The crowd roared when Lauren Hill was introduced but was even louder when she scored the first two points of the game, a wonderful moment coordinated between the two teams. “Layup 4 Lauren” had become the term associated with Hill’s story and it was a layup that became one of the most touching moments the sports world has ever seen. She also scored the final basket in Mount St. Joseph’s 66-55 win.

Following the game, Hill was ecstatic and called it the best day of her life. But she wasn’t done. She appeared in three more games, scoring a layup in each, and ended her college career with 10 points. No longer able to play, she remained with the team as an honorary coach.
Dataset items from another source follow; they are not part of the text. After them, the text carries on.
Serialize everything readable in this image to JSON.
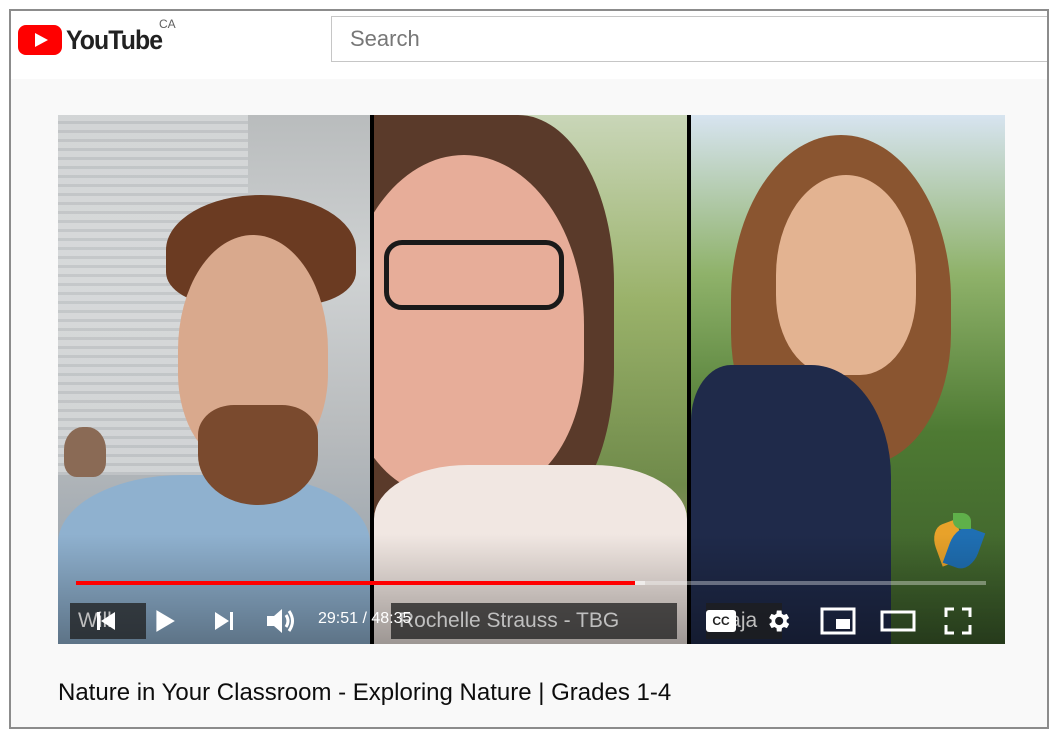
{
  "masthead": {
    "logo_text": "YouTube",
    "region": "CA",
    "search_placeholder": "Search"
  },
  "player": {
    "participants": [
      "Will",
      "Rochelle Strauss - TBG",
      "Raja"
    ],
    "current_time": "29:51",
    "duration": "48:35",
    "time_display": "29:51 / 48:35",
    "progress_played_fraction": 0.614,
    "progress_loaded_fraction": 0.625
  },
  "video": {
    "title": "Nature in Your Classroom - Exploring Nature | Grades 1-4"
  },
  "colors": {
    "brand_red": "#ff0000",
    "progress_red": "#ff0000"
  },
  "icons": [
    "youtube-logo-icon",
    "previous-icon",
    "play-icon",
    "next-icon",
    "volume-icon",
    "captions-icon",
    "settings-icon",
    "miniplayer-icon",
    "theater-mode-icon",
    "fullscreen-icon"
  ]
}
Lauren Hill passed away in April 2015 but her legacy lives on

Lauren Hill
Lauren Hill | Andy Lyons/Getty Images

On April 10, 2015, just five days after winning the Pat Summit Courage Award, Lauren Hill passed away at Cincinnati Children’s Hospital Medical Center at the age of 19. A public visitation was held at the Cintas Center three days later and she was buried on April 15 in a private ceremony. Before her death, Lauren Hill had helped raise more than $1.7 million for The Cure Starts Now Foundation and more than $2.5 million has been raised in her honor in the fight against DIPG.

Since her passing, Mount St. Joseph and Xavier have teamed up to annually host the Lauren Hill Tipoff Classic, the proceeds of which benefit The Cure Starts Now, for whom Lauren’s mother, Lisa, now works. Lisa and Brent Hill accepted the 2015 “Best Moment” ESPY on their daughter’s behalf and Lauren has also been recognized by both the Indiana Basketball Hall of Fame and the Women’s Basketball Hall of Fame.

Happy 25th Birthday to the late, great Lauren Hill.